Liputan6.com, Jakarta - Persija Jakarta telah menunjuk Mauricio Souza sebagai pelatih kepala yang baru pada 27 Mei 2025. Pelatih asal Brasil ini diharapkan dapat membawa angin segar dan meningkatkan performa tim Macan Kemayoran pada musim 2025/2026.
Penunjukan Souza ini sekaligus menandai kembalinya dirinya ke Liga 1 Indonesia setelah sebelumnya menukangi Madura United. Lantas, siapa sebenarnya Mauricio Souza dan bagaimana rekam jejak kepelatihannya?
Advertisement
Mauricio Souza lahir di Rio de Janeiro, Brasil, pada 13 Maret 1974. Sebelum menerima pinangan Persija, ia sempat melatih klub Brasil, Guarani, yang berkompetisi di Série C atau kompetisi level 3 Brasil. Selain itu, ia juga pernah menangani Red Bull Bragantino II & U-23 sebelum bergabung dengan Madura United pada Liga 1 2023/24.
Keputusan Persija untuk merekrut Souza didasari oleh pengalamannya di Liga 1 dan rekam jejaknya yang cukup baik. Ia diharapkan mampu membawa Persija meraih prestasi yang lebih baik setelah musim lalu hanya mampu finis di peringkat ketujuh.
Pengalaman Mauricio Souza di Madura United
Bersama Madura United, Mauricio Souza mencatatkan performa yang cukup impresif. Ia berhasil membawa Laskar Sape Kerap mengakhiri musim reguler di peringkat keempat, sehingga berhak melaju ke babak Championship Series. Pencapaian ini diraih di tengah masalah internal klub terkait kasus korupsi yang sempat menggoyahkan kondisi finansial tim.
Meski sempat memimpin klasemen di awal kompetisi, Madura United sempat mengalami penurunan performa. Namun, berkat strategi dan racikan taktik dari Mauricio Souza, mereka mampu bertahan di papan atas hingga akhir musim reguler.

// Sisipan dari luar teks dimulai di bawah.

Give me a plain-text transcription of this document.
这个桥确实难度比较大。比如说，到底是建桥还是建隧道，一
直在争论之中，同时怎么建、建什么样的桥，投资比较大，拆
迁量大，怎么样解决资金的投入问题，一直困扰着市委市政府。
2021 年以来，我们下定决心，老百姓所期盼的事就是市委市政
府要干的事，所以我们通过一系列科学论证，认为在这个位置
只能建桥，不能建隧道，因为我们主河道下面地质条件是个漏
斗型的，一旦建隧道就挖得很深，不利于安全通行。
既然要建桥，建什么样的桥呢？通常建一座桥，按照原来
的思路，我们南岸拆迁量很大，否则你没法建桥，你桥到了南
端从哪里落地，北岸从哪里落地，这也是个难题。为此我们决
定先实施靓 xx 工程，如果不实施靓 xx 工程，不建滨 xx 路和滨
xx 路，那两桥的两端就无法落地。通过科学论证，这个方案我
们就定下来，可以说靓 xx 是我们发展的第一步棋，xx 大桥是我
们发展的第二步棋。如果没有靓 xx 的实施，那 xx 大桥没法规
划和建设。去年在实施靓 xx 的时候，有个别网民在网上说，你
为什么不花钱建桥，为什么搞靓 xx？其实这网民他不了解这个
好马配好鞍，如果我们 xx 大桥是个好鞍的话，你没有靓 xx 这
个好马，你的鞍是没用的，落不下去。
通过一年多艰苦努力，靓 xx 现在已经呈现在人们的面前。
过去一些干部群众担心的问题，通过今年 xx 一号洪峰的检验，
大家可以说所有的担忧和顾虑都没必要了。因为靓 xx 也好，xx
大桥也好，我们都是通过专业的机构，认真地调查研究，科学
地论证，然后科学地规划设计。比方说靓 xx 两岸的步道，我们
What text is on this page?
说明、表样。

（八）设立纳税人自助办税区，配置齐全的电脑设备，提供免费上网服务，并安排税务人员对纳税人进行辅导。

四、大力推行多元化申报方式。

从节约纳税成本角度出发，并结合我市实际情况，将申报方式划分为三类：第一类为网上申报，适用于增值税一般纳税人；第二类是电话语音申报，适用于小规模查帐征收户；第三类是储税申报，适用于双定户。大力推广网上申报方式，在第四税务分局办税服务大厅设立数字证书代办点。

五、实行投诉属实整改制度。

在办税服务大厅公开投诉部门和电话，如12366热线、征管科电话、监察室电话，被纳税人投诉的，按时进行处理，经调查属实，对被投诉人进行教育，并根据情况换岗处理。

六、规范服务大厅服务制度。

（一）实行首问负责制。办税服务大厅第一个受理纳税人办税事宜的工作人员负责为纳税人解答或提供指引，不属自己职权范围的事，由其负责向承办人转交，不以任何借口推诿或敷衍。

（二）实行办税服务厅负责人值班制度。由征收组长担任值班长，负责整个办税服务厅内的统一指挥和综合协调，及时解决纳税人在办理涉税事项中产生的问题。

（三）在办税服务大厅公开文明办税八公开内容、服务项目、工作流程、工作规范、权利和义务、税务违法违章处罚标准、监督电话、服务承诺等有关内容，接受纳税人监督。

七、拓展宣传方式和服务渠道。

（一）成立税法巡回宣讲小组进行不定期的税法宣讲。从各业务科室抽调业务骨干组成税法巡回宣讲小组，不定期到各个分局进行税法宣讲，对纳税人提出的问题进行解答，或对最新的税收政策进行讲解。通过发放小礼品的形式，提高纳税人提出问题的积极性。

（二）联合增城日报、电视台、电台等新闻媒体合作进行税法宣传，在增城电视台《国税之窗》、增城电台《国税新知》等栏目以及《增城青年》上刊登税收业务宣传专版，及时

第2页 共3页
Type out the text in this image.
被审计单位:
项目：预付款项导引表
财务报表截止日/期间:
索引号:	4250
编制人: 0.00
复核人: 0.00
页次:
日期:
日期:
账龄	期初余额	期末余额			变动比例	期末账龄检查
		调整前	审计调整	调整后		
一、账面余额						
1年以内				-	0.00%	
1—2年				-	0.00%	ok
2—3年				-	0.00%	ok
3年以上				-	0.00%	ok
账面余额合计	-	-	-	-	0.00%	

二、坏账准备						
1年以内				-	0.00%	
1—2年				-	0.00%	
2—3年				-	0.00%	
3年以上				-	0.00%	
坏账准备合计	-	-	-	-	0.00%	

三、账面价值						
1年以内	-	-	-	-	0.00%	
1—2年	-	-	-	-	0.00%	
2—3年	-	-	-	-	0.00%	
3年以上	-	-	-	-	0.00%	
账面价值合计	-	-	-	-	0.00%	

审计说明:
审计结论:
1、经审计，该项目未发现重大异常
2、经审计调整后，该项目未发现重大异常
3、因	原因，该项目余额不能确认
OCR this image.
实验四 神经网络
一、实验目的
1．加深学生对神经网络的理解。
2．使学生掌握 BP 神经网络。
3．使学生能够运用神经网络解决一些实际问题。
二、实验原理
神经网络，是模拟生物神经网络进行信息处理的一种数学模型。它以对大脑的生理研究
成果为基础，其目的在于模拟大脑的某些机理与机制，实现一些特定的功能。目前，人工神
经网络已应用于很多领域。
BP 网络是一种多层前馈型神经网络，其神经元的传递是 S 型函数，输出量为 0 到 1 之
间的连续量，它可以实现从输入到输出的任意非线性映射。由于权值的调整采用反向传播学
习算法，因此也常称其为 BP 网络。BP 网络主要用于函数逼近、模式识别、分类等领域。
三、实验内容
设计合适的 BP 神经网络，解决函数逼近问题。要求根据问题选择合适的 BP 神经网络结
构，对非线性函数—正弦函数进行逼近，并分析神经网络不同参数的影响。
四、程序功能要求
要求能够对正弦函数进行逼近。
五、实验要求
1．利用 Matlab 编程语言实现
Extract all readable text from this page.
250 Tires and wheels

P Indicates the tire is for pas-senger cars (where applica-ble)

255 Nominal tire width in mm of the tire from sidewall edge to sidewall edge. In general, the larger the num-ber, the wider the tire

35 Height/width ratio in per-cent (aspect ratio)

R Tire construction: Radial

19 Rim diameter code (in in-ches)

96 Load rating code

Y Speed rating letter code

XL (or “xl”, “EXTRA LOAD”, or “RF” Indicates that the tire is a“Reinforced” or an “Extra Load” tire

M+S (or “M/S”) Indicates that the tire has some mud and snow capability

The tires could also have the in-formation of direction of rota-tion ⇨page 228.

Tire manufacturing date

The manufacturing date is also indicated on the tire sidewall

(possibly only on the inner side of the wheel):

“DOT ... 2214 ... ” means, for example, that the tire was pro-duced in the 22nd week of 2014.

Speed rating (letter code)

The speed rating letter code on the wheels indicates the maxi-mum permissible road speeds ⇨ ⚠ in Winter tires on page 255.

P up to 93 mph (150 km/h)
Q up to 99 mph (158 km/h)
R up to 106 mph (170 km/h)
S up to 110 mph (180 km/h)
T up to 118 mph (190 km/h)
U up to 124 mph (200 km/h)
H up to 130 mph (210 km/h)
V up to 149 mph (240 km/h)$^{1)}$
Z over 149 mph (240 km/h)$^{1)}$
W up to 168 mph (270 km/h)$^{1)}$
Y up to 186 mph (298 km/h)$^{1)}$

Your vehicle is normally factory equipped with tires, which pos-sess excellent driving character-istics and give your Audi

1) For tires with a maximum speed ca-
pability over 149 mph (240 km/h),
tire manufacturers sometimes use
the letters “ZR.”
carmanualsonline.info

Keberhasilan ini menjadi bukti kapabilitas Mauricio Souza dalam meramu tim dan mengatasi berbagai masalah yang ada. Hal ini pula yang membuat Persija yakin bahwa Souza adalah sosok yang tepat untuk meningkatkan moral dan performa tim.
Alasan Persija Jakarta Memilih Mauricio Souza
Direktur Persija, Mohamad Prapanca, mengungkapkan harapannya terhadap Mauricio Souza. Ia berharap Souza dapat mengawal nama besar Persija dan membawa tim meraih prestasi terbaik. Prapanca juga menekankan pentingnya sinergi antara pelatih dan tim untuk membentuk tim yang tangguh dan konsisten.